I mean I don't trust hypocrites in the first place, so I'm not sure it's the boss that broke the trust.

One thing that I think gets lost in discussions of hypocrisy is that there are actually two types, and they should be handled very differently.

The first type is when an alcoholic tells you to slow down on your drinking, e.g. "do as I say and not as I do" hypocrisy. This kind is usually ok, because it tends to be more of a "learn from my mistakes" situation than a failure to understand the contradiction in your own words.

The second type is "rules for thee and not for me" hypocrisy – people that try to catch others out in their "bad behavior" but then think it is totally fine when they do it themselves, as they provide some sort of post-hoc rationalization for why it is ok for them to do it ("because context" or whatever) but totally unacceptable for others to do so.

Most people conflate the two types, but I try to only refer to the latter type as hypocrisy, and I think it is generally bad to be a hypocrite in that way. And from the sounds of it, the Basecamp employees in question were definitely more of the latter than the former.


I get your argument, but "oh, sure, you're calling me out, but you did this similar thing earlier, hah!" is not going to de-escalate conflict. Isn't part of being a manager in a prickly situation learning to choose your battles? If he'd just dropped it at that point, would there have really been any harm done to the company?
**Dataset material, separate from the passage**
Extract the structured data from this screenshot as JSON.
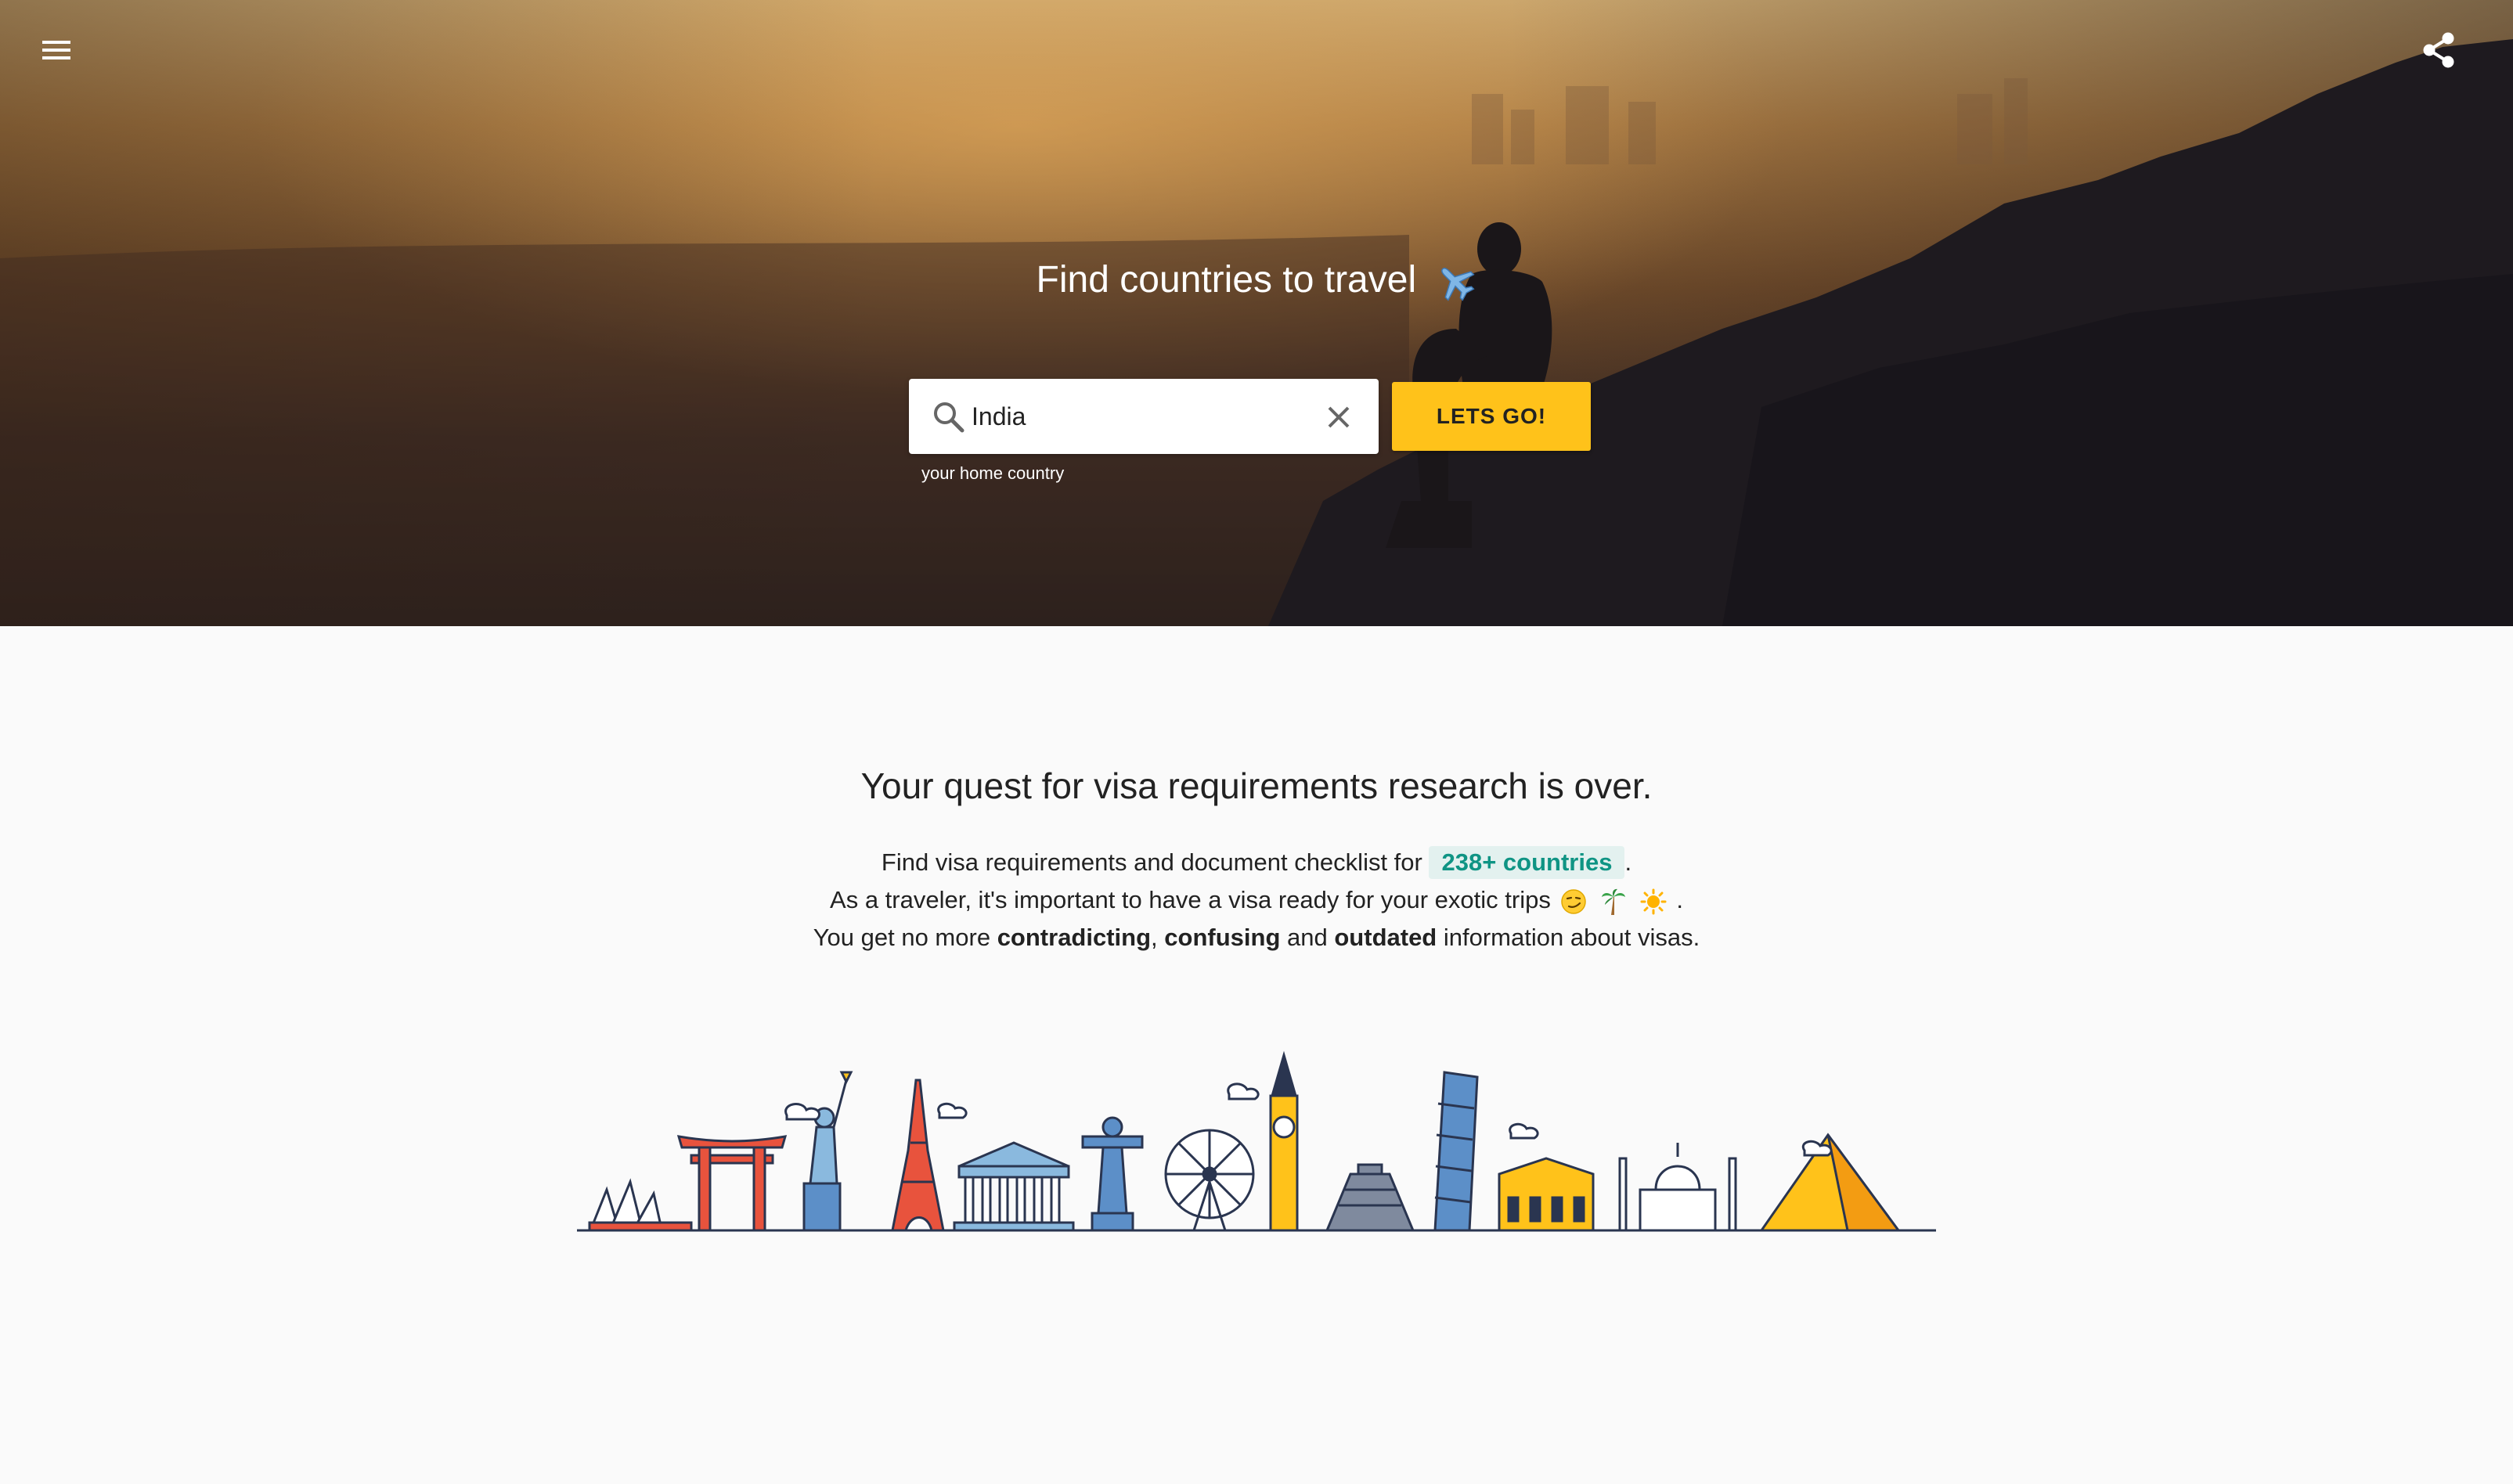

Would that harm have been greater than the end result we've arrived at instead?

The damage done to Basecamp's public reputation, internal morale, and now all the projects set back by losing a third of their employees is unfathomable -- all for the satisfaction of "by gum, at least I don't have to say I put up with one of my now-former employees talking back to me in a way that was arguably hypocritical." On balance, was that really the right tradeoff to make here?


I get you, but I think you're assuming the point was to point out hypocrisy for the sake of hypocrisy, when the actual point of pointing out hypocrisy in this case was to ask the question: "What exactly is your goal here? Do you want me to fire everyone who made fun of customer names? Because if so that means I'm firing you too. Any response to this situation will involve disciplining you too, so what are you trying to accomplish?"